As you look for a job, know that companies prefer to hire employees based on referrals. Employers like to hire people who have good recommendations from someone they can trust. So when you connect with a recruiter, you are connecting with someone who can also tell an employer about your experience and your skills. A recruiter’s job is to bring employers and employees together, so it will benefit you to have a strong long-term relationship with your recruiter. How can you create that relationship?
- Find a recruiter. This may seem obvious, but you can’t build a relationship if you don’t know where to start. Begin by looking at well-established staffing agencies such as Creative Staffing to set up a meeting with their professional recruiters. If possible, go through a friend or colleague who already uses them so you can establish a mutual connection. And if you know of an acquaintance who is hiring and could use a recruiter to find employees, let the recruiter know.
- Make yourself a strong candidate. Have a resume and cover letter that makes your best qualities stand out. Use bullet points in the resume to make it easy to read: A recruiter only takes a quick look, so you have to make sure you make it clear why you’re better than the competition. Check everything for errors and have someone else look at everything as well. When sending the recruiter an email, make sure the subject line mentions the position you want.
- Be honest. Talk to your recruiter about any gaps or lay-offs in your work history: If a recruiter does a background check (as many employers do), you don’t want him to be surprised. Tell what skills and experience you have, and don’t add anything that isn’t true. Also, be honest about what you want for a salary and what you want from a job. The more you can tell the recruiter, the better he will be able to help match you with the right position.

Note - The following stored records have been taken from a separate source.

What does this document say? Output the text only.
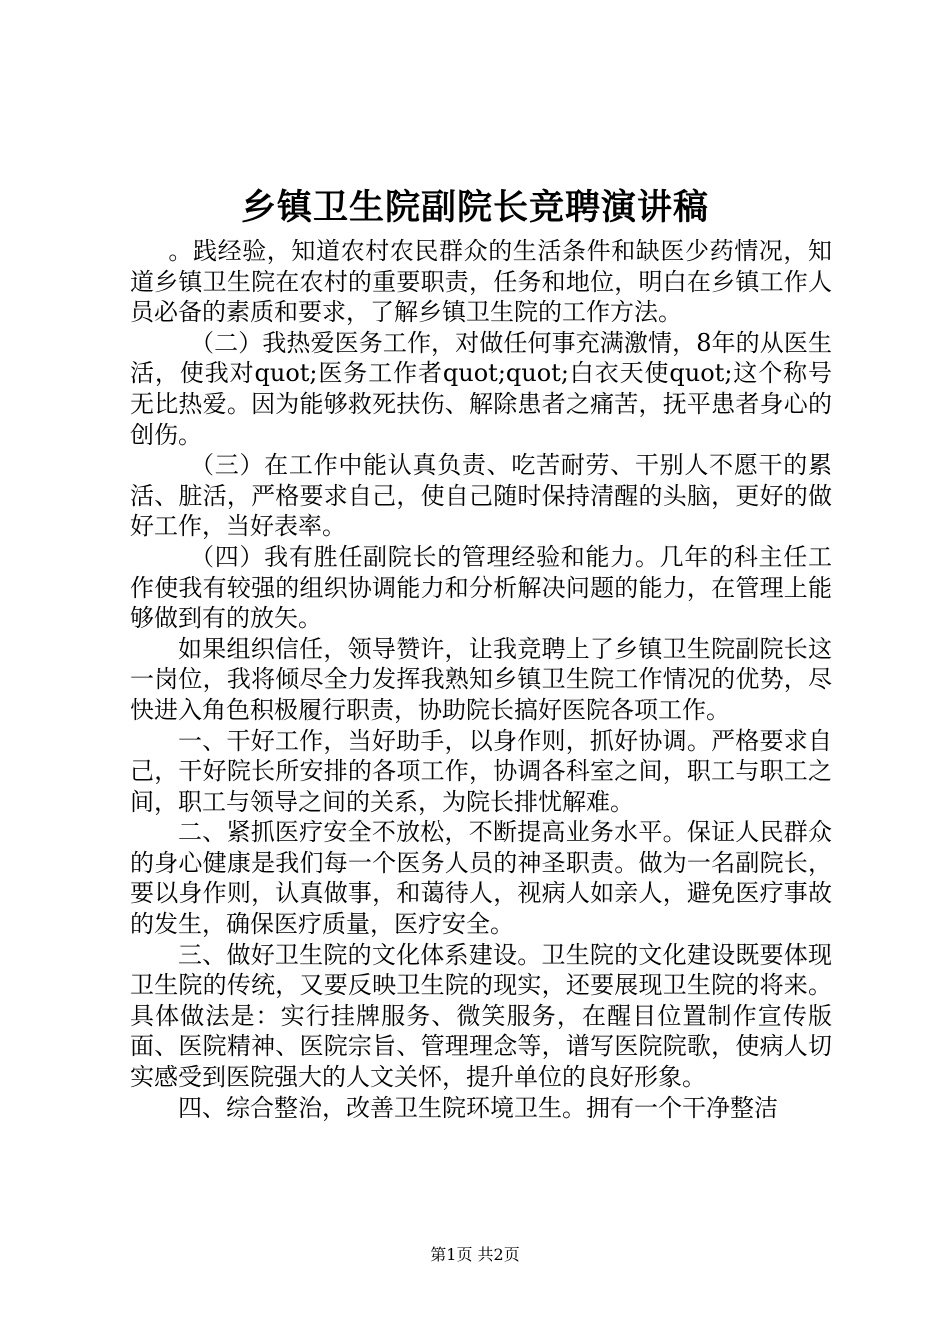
乡镇卫生院副院长竞聘演讲稿

。践经验，知道农村农民群众的生活条件和缺医少药情况，知道乡镇卫生院在农村的重要职责，任务和地位，明白在乡镇工作人员必备的素质和要求，了解乡镇卫生院的工作方法。

（二）我热爱医务工作，对做任何事充满激情，8年的从医生活，使我对quot;医务工作者quot;quot;白衣天使quot;这个称号无比热爱。因为能够救死扶伤、解除患者之痛苦，抚平患者身心的创伤。

（三）在工作中能认真负责、吃苦耐劳、干别人不愿干的累活、脏活，严格要求自己，使自己随时保持清醒的头脑，更好的做好工作，当好表率。

（四）我有胜任副院长的管理经验和能力。几年的科主任工作使我有较强的组织协调能力和分析解决问题的能力，在管理上能够做到有的放矢。

如果组织信任，领导赞许，让我竞聘上了乡镇卫生院副院长这一岗位，我将倾尽全力发挥我熟知乡镇卫生院工作情况的优势，尽快进入角色积极履行职责，协助院长搞好医院各项工作。

一、干好工作，当好助手，以身作则，抓好协调。严格要求自己，干好院长所安排的各项工作，协调各科室之间，职工与职工之间，职工与领导之间的关系，为院长排忧解难。

二、紧抓医疗安全不放松，不断提高业务水平。保证人民群众的身心健康是我们每一个医务人员的神圣职责。做为一名副院长，要以身作则，认真做事，和蔼待人，视病人如亲人，避免医疗事故的发生，确保医疗质量，医疗安全。

三、做好卫生院的文化体系建设。卫生院的文化建设既要体现卫生院的传统，又要反映卫生院的现实，还要展现卫生院的将来。具体做法是：实行挂牌服务、微笑服务，在醒目位置制作宣传版面、医院精神、医院宗旨、管理理念等，谱写医院院歌，使病人切实感受到医院强大的人文关怀，提升单位的良好形象。

四、综合整治，改善卫生院环境卫生。拥有一个干净整洁

第1页 共2页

- Help the recruiter remember you. A bad way to build a relationship is to email weekly asking about jobs or saying you’re still looking. A good way is to let them know if your situation changes (for example, you find a job). Look regularly at the jobs the recruiter posts and call if you see one that you think is a good fit for you. If you read something connected to what they do, send it along, or share the name of another candidate for another job the recruiter posts. If you help him, he is more likely to help you.
Once you get a job, be sure to thank your recruiter and email once in a while to let them know how you’re doing and to thank them again for their help. Who knows when you may need each other in the future? Taking the time to establish a relationship with your recruiter will only benefit you in the end.